Now, until recently we didn't have configured state-dir
directory and since we used K8S stateful-set, the store wasn't persisted between restarts, so application had to rebuild the state as far as I understand how kafka-streams
work.
Our logs were full of logs like below, but only with changing time (the suffix after last dot).
INFO 1 --- [-StreamThread-1] o.a.k.s.s.i.RocksDBTimestampedStore Opening store KSTREAM-AGGREGATE-my.topic.name-STATE-STORE-0000000001.1675576920000 in regular mode
However the time in millis 1675576920000
is one day ago and some are even from 3 days ago. Today I added the state-dir
to the app, but this log is still being shown all the time. Should we simply wait some time until everything be processed or we are doing something wrong?

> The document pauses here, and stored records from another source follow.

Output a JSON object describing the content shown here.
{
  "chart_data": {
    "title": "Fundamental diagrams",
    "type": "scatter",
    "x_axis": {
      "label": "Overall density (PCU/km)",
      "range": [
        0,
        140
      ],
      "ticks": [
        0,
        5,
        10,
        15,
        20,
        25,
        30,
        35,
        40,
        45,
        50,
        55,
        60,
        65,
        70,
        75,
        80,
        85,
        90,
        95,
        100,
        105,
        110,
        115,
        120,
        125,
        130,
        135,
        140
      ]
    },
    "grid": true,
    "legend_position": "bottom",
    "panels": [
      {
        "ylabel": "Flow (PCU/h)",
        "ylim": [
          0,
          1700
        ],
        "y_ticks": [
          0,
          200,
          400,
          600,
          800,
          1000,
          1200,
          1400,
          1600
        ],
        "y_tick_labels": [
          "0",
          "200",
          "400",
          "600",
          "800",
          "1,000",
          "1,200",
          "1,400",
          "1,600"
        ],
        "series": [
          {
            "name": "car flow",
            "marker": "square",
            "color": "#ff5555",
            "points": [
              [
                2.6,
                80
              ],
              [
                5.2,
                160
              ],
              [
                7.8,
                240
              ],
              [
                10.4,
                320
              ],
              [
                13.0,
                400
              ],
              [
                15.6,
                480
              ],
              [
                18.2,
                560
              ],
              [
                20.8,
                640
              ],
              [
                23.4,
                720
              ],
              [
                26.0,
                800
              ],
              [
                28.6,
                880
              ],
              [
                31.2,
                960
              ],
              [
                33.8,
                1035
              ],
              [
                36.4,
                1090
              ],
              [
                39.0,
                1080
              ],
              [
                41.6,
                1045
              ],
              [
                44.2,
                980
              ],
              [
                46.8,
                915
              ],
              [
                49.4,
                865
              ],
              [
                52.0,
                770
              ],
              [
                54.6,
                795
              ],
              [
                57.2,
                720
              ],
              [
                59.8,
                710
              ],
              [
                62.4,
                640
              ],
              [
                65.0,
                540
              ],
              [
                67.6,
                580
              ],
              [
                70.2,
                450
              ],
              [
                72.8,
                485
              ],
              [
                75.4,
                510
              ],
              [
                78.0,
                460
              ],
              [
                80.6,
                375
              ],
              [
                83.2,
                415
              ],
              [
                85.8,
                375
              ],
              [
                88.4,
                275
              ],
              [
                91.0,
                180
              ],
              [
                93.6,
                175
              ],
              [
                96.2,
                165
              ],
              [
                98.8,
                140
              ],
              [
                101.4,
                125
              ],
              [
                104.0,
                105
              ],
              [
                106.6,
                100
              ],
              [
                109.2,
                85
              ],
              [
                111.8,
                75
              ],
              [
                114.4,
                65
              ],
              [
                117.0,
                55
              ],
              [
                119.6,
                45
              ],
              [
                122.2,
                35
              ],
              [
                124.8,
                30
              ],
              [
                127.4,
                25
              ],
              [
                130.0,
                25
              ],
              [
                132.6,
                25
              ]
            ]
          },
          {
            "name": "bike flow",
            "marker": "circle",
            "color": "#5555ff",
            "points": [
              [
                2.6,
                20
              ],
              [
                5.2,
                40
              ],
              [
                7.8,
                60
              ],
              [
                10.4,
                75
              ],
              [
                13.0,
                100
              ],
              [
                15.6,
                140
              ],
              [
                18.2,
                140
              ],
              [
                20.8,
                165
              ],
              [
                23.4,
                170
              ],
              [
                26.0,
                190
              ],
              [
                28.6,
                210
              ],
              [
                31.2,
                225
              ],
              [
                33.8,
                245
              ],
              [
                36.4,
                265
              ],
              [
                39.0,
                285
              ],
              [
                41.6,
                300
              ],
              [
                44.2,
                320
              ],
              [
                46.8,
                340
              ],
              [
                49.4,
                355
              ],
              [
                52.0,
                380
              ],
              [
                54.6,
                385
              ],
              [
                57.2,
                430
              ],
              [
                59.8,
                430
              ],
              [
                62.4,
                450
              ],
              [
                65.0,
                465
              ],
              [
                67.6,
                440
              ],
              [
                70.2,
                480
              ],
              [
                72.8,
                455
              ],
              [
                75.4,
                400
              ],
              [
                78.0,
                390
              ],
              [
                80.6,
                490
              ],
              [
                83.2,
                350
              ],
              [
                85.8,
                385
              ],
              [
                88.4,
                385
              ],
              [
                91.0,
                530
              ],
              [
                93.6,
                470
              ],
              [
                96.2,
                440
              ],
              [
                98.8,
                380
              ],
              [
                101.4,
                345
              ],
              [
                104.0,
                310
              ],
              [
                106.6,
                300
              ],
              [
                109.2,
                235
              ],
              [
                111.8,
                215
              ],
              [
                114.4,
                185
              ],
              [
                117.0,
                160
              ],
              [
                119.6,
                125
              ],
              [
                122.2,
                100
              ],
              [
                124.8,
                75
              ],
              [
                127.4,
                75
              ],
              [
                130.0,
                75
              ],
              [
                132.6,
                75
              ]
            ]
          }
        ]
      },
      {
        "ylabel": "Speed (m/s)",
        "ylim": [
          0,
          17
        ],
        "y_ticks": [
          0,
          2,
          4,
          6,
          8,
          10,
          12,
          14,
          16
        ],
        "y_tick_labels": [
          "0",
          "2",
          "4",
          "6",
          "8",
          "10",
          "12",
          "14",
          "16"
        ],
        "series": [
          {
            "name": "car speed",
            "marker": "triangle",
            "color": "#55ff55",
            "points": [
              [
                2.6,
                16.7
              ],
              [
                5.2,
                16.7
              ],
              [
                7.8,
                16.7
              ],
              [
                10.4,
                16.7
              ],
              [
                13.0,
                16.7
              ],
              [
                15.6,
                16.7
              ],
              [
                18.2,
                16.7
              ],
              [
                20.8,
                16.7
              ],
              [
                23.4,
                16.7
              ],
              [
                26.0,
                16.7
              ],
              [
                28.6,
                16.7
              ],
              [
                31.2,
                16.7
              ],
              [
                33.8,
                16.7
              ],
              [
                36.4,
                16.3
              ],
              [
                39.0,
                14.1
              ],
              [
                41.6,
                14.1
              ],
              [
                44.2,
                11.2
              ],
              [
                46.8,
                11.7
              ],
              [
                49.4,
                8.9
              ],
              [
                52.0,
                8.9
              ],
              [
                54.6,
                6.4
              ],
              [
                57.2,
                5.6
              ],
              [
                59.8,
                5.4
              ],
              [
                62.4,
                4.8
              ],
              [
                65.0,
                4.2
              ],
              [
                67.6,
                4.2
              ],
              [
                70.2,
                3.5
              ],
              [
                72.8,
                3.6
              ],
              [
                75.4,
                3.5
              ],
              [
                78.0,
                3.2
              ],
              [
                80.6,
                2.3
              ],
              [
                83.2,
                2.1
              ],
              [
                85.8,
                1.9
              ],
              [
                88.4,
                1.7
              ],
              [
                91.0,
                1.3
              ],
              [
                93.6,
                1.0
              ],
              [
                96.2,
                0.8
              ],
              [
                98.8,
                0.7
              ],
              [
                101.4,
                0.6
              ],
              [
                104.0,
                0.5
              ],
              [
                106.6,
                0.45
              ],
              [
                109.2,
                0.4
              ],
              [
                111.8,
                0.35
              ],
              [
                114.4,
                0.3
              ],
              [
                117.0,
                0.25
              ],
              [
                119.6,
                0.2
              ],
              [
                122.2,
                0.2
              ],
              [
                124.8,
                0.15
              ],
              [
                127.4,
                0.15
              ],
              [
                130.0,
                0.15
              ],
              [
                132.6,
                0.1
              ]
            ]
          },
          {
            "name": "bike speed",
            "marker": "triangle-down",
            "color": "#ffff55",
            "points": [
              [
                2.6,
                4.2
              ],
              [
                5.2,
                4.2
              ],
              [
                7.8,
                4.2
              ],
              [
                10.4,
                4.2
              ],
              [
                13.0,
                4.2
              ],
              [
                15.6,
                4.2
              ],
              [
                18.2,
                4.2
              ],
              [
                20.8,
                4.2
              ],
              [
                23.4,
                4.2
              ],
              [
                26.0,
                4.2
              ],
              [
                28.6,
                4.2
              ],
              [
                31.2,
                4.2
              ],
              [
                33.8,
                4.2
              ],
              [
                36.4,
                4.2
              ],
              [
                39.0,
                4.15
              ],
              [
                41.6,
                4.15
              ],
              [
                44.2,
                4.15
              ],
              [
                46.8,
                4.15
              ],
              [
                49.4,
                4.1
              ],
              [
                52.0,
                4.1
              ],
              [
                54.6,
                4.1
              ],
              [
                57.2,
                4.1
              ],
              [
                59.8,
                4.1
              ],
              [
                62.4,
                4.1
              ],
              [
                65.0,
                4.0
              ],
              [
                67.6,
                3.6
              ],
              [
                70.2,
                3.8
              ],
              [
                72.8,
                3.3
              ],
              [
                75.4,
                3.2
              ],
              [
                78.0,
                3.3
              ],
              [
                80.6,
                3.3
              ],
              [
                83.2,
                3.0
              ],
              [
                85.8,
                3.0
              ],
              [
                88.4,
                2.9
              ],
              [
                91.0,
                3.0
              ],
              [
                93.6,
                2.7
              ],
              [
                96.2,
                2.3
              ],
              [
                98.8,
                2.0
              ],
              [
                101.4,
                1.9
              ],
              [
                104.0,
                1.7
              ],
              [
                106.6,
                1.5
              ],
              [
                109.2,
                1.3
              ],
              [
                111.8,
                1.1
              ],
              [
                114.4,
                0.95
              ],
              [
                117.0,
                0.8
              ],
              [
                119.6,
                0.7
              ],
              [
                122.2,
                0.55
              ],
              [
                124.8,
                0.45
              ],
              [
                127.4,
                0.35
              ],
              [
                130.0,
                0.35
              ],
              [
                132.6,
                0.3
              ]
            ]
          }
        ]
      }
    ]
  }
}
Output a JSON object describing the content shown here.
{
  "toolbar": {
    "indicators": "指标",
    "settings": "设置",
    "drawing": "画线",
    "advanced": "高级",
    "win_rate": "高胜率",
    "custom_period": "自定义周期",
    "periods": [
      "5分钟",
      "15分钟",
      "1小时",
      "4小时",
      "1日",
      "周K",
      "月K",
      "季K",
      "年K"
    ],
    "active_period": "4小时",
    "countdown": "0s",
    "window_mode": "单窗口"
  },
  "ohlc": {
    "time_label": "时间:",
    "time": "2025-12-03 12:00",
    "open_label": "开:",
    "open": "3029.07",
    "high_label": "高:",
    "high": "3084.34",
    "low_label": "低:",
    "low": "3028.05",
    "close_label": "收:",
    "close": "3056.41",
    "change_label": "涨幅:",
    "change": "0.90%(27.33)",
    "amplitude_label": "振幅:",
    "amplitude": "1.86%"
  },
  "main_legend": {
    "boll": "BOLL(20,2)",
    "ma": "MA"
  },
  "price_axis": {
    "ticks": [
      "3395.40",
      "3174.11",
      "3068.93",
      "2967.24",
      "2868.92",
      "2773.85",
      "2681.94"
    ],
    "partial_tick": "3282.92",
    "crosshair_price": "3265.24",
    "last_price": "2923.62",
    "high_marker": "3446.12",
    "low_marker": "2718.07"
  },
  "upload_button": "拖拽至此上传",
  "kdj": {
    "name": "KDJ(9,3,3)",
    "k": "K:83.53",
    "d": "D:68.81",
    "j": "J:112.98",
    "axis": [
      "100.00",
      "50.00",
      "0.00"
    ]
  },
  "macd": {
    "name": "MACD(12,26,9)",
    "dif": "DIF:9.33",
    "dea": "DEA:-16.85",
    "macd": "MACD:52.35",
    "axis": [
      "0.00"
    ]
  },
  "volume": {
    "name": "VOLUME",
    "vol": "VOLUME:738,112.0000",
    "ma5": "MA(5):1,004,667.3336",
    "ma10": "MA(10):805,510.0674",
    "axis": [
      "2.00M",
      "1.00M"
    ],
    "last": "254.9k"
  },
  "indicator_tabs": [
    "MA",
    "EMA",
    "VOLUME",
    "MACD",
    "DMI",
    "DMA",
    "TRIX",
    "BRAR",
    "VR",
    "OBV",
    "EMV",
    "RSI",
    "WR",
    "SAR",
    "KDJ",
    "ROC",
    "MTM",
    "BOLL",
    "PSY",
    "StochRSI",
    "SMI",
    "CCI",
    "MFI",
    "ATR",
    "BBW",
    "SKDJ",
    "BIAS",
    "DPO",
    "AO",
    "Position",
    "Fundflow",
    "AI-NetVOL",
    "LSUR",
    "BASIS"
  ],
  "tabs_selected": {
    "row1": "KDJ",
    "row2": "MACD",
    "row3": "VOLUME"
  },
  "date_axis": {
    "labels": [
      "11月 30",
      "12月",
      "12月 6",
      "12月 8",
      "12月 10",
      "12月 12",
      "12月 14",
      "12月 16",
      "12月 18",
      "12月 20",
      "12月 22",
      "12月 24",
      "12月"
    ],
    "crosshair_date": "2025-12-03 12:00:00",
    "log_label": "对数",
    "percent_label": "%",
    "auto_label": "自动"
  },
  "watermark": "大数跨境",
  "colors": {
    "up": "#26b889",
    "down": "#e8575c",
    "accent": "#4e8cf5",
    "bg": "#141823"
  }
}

Can someone explain to me why RocksDBTimestampedStore
is logging so much? Also, the time that is being logged from those stores is not 100 ms
as defined by windowed operation, why?
If you use a windowed aggregation, the corresponding store is actually multiple RocksDBs (so-called segments), each storing all windows for a particular time-slice. IIRC, the minimum segment size is 60 seconds.
While time progressed, new segment-stores are created (resulting in the log line you see), while older segments are cleaned up. It's nothing to worry about in general. Note, it's just an INFO log.